Overall, it was a good episode and I look forward to seeing what happens next week.  Also, I’m going to keep referring to William as “Sculder” until that becomes his official nickname.  It may not happen tomorrow but give me two years and Sculder will a trending topic.

It’s going to happen!

Lost Final Season: Sink or Swim?


February 2, 2010 marks the date which begins the final season of one of TV’s biggest pop culture phenomena of the past decade. I will begin by saying that I was never into Lost not because I didn’t like the show or even thought it was bad. I never got into it because I missed the entire first season. While I heard people gradually get into the show by the time season 2 rolled around and it had become the water-cooler show I knew I was too late.

Shows like Lost is the kind of show which is never easy to get behind even from the get-go with it’s over-encompassing mythological story arc not to mention several running subplots which bisects and even joins the main story. I knew that I couldn’t give the show it’s proper due  by rushing into watching the first season. It’s the same reason why I hesistate to recommend the best show on TV ever to people who never watched it from the beginning. I speak of HBO’s The Wire. These kinds of shows needs and requires an almost slavish like attention and loyalty from it’s early adopters.

While I may not have adopted and watched Lost I have bought all the DVD sets and will buy the 6th season as well. I do this so I can watch the show once it is done using my own timetable and also giving it the attention it deserve. Some would say that the show will have lost some of it’s mystery since people have been talking about it to me or I have read thing about it on the internet. To be honest I have a knack for tuning out such things if I have to.

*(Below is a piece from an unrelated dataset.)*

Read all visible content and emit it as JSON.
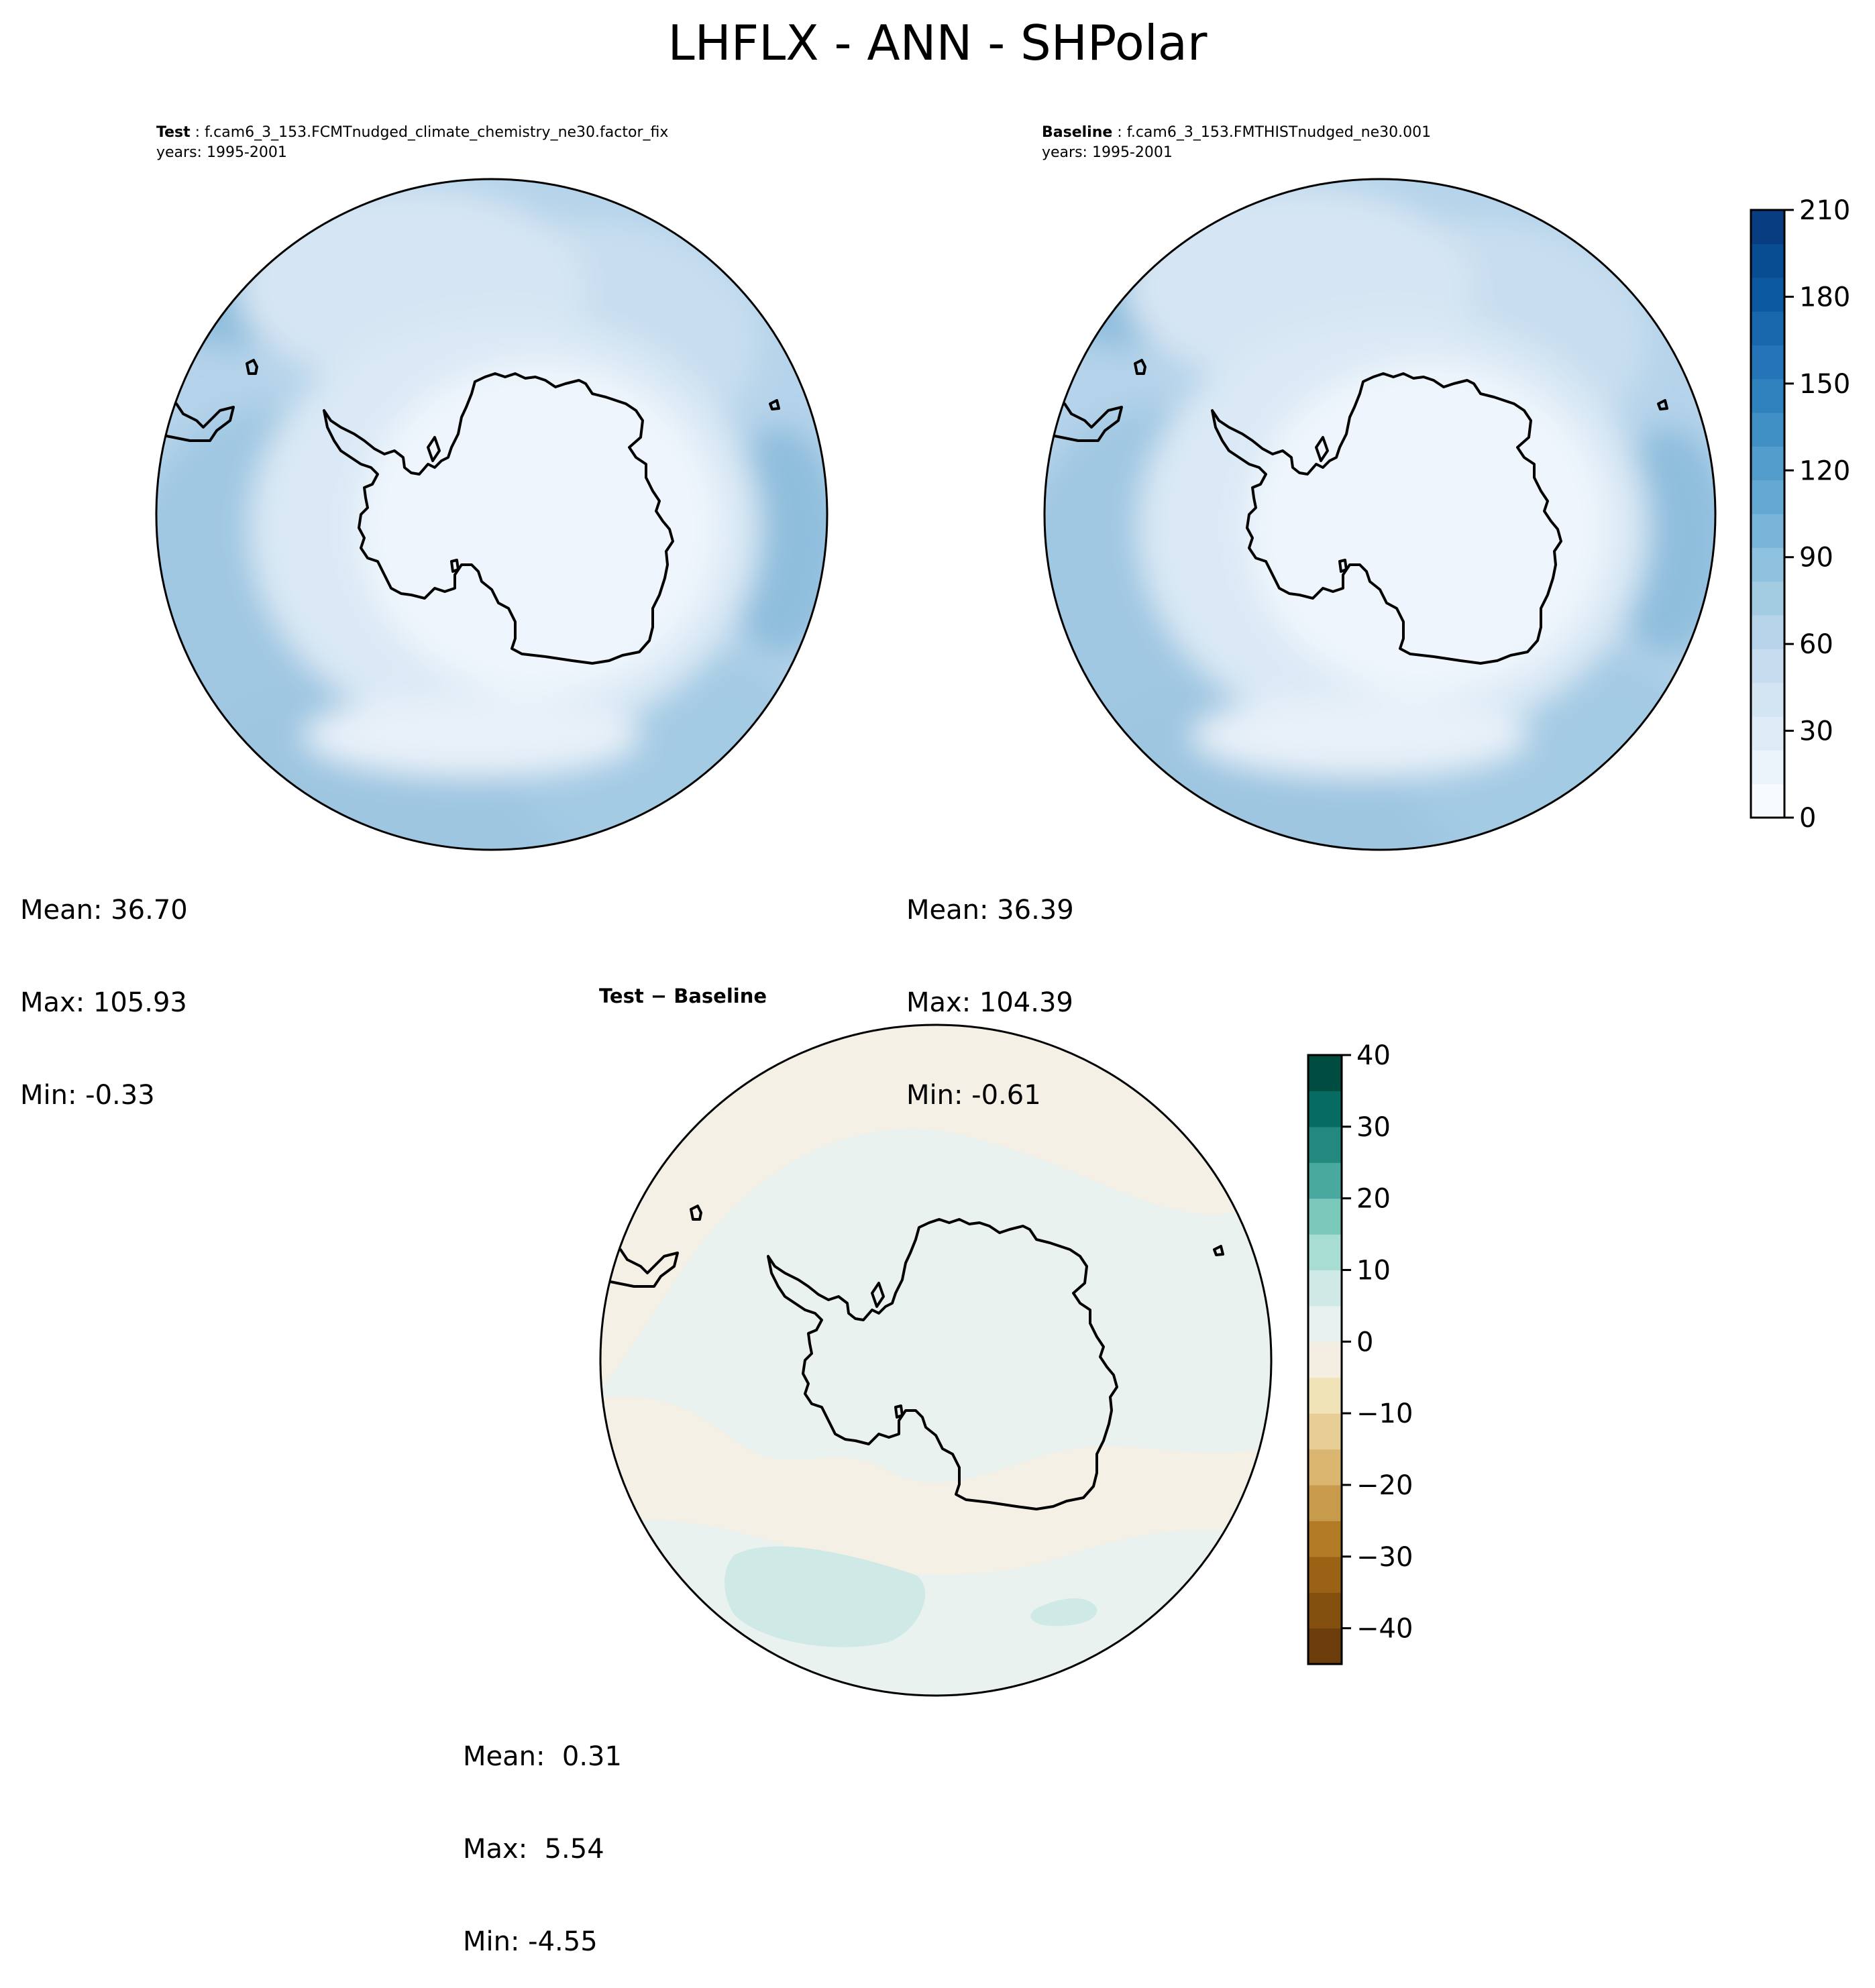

All I know about the show is that people on a plane crashed on an island with a polar bear and a smoke monster. So yeah, the show hasn’t been spoiled for me.

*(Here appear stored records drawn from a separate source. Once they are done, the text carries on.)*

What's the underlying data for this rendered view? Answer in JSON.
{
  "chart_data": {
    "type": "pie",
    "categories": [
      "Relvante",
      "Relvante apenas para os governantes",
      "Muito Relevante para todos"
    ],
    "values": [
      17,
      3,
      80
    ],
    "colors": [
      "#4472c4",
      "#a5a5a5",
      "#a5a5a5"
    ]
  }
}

Now, with this 6th season about to begin I can see the anticipation building amongst people I know who literally love this show. It is all they can talk about. It is this kind of devotion I wish other shows whose run ended too soon would’ve gotten (Terminator: The Sarah Connor Chronicles, Dollhouse, Firefly, Jericho and many more). I haven’t seen this kind of devotion to a TV show by so many people since Chris Carter’s The X-Files. That was another show which gradually became a pop culture sensation after the first season and just kept building and building until it reached its final season.

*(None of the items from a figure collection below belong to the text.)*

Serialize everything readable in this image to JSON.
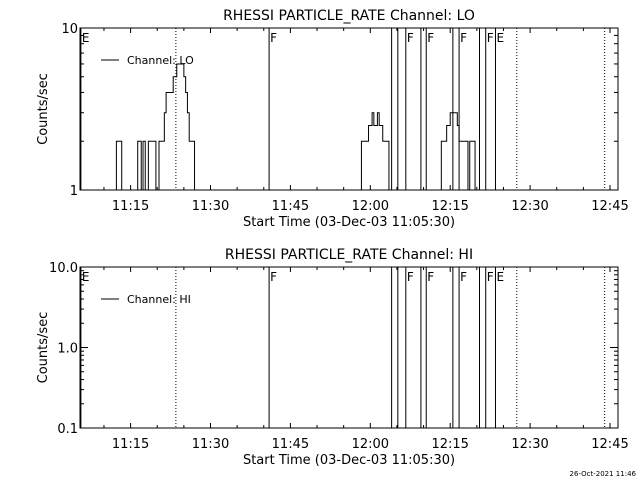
{
  "chart_data": [
    {
      "type": "line",
      "title": "RHESSI PARTICLE_RATE Channel: LO",
      "xlabel": "Start Time (03-Dec-03 11:05:30)",
      "ylabel": "Counts/sec",
      "y_scale": "log",
      "xlim": [
        "11:05:30",
        "12:46:30"
      ],
      "ylim": [
        1,
        10
      ],
      "x_ticks": [
        "11:15",
        "11:30",
        "11:45",
        "12:00",
        "12:15",
        "12:30",
        "12:45"
      ],
      "y_ticks": [
        "1",
        "10"
      ],
      "legend": {
        "position": "top-left",
        "entries": [
          "Channel: LO"
        ]
      },
      "series": [
        {
          "name": "Channel: LO",
          "x": [
            "11:12:00",
            "11:12:20",
            "11:12:30",
            "11:12:45",
            "11:13:00",
            "11:13:20",
            "11:16:00",
            "11:16:20",
            "11:16:30",
            "11:16:45",
            "11:17:00",
            "11:17:20",
            "11:17:30",
            "11:17:45",
            "11:18:00",
            "11:18:20",
            "11:19:00",
            "11:19:20",
            "11:19:30",
            "11:19:45",
            "11:20:00",
            "11:20:20",
            "11:21:00",
            "11:21:20",
            "11:21:40",
            "11:22:00",
            "11:22:30",
            "11:23:00",
            "11:23:20",
            "11:23:40",
            "11:24:00",
            "11:24:30",
            "11:25:00",
            "11:25:20",
            "11:25:40",
            "11:26:00",
            "11:26:30",
            "11:27:00",
            "11:27:20",
            "11:27:40",
            "11:28:00",
            "11:28:30",
            "11:29:00",
            "11:58:00",
            "11:58:20",
            "11:58:40",
            "11:59:00",
            "11:59:20",
            "11:59:40",
            "12:00:00",
            "12:00:20",
            "12:00:40",
            "12:01:00",
            "12:01:20",
            "12:01:40",
            "12:02:00",
            "12:02:20",
            "12:02:40",
            "12:03:00",
            "12:03:30",
            "12:04:00",
            "12:13:00",
            "12:13:20",
            "12:13:40",
            "12:14:00",
            "12:14:20",
            "12:14:40",
            "12:15:00",
            "12:15:30",
            "12:16:00",
            "12:16:20",
            "12:16:40",
            "12:17:00",
            "12:17:30",
            "12:18:00",
            "12:18:20",
            "12:18:40",
            "12:19:00",
            "12:19:20",
            "12:19:40"
          ],
          "y": [
            1,
            2,
            2,
            2,
            2,
            1,
            1,
            2,
            2,
            2,
            1,
            2,
            2,
            1,
            1,
            2,
            2,
            2,
            2,
            1,
            1,
            2,
            2,
            3,
            4,
            4,
            4,
            5,
            5,
            6,
            6,
            6,
            5,
            4,
            3,
            2,
            2,
            1,
            1,
            1,
            1,
            1,
            1,
            1,
            2,
            2,
            2,
            2,
            2.5,
            2.5,
            3,
            2.5,
            2.5,
            3,
            2.5,
            2.5,
            2,
            2,
            2,
            1,
            1,
            1,
            2,
            2,
            2,
            2.5,
            2.5,
            3,
            3,
            3,
            2.5,
            2,
            2,
            2,
            2,
            1,
            2,
            2,
            2,
            1
          ]
        }
      ],
      "vertical_lines": {
        "dotted": [
          "11:23:30",
          "12:27:30",
          "12:44:00"
        ],
        "solid_marked": [
          {
            "time": "11:05:40",
            "label": "E"
          },
          {
            "time": "11:41:00",
            "label": "F"
          },
          {
            "time": "12:05:10",
            "label": ""
          },
          {
            "time": "12:06:40",
            "label": "F"
          },
          {
            "time": "12:10:30",
            "label": "F"
          },
          {
            "time": "12:16:40",
            "label": "F"
          },
          {
            "time": "12:21:40",
            "label": "F"
          },
          {
            "time": "12:23:30",
            "label": "E"
          }
        ],
        "solid_unlabeled": [
          "12:04:00",
          "12:09:30",
          "12:15:30",
          "12:20:30"
        ]
      }
    },
    {
      "type": "line",
      "title": "RHESSI PARTICLE_RATE Channel: HI",
      "xlabel": "Start Time (03-Dec-03 11:05:30)",
      "ylabel": "Counts/sec",
      "y_scale": "log",
      "xlim": [
        "11:05:30",
        "12:46:30"
      ],
      "ylim": [
        0.1,
        10.0
      ],
      "x_ticks": [
        "11:15",
        "11:30",
        "11:45",
        "12:00",
        "12:15",
        "12:30",
        "12:45"
      ],
      "y_ticks": [
        "0.1",
        "1.0",
        "10.0"
      ],
      "legend": {
        "position": "top-left",
        "entries": [
          "Channel: HI"
        ]
      },
      "series": [
        {
          "name": "Channel: HI",
          "x": [],
          "y": []
        }
      ],
      "vertical_lines": {
        "dotted": [
          "11:23:30",
          "12:27:30",
          "12:44:00"
        ],
        "solid_marked": [
          {
            "time": "11:05:40",
            "label": "E"
          },
          {
            "time": "11:41:00",
            "label": "F"
          },
          {
            "time": "12:05:10",
            "label": ""
          },
          {
            "time": "12:06:40",
            "label": "F"
          },
          {
            "time": "12:10:30",
            "label": "F"
          },
          {
            "time": "12:16:40",
            "label": "F"
          },
          {
            "time": "12:21:40",
            "label": "F"
          },
          {
            "time": "12:23:30",
            "label": "E"
          }
        ],
        "solid_unlabeled": [
          "12:04:00",
          "12:09:30",
          "12:15:30",
          "12:20:30"
        ]
      }
    }
  ],
  "footer": {
    "timestamp": "26-Oct-2021 11:46"
  },
  "colors": {
    "background": "#ffffff",
    "foreground": "#000000"
  }
}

I see many similarities between the two shows. Both have labyrinthine mythologies which comprise the bulk of its main story. Both shows have a small core of characters whose motivations are clear but everyone else around them steeped in mystery. Pop culturally both shows have ingrained themselves in the mass audience’s TV watching habits. Both shows have been well-written with some of the best characters on TV of the this generation.

With this final season of Lost I bring up one thing that may distinguish it from Carter’s long-running serialized show. J.J. Abram’s show has a chance to go out swimmingly. It has a chance to deliver on it’s legions of fan expectations. Many are already expecting this final season to be the best of the whole series and will want nothing less than a “big bang” of a series finale. While I think it would be great if Lost went out with a bang and not a whimper the way The X-Files did in its final season, I still caution people to temper their excitement and expectations. A show with this much hype throughout its time on TV almost seemed destined to underwhelm and disappoint a large portion of it’s fans. I use the series finale of Battlestar Galactica as a prime example.

That show from Ron D. Moore was another show which built a loyal and fanatical fanbase with its complex storyline which reached an almost religious myth level. When the finale finally aired there were equal amounts of satisfaction and major disappointment. The ending of that show, for some, just didn’t satisfy their expectations and certainly left questions unanswered.

Will Lost avoid this pitfall? Only the next couple months will answer that question and for Abrams’ and his team of writers they better hope that the ending they have for the show will not sink the series in the end, but let it swim into TV legend.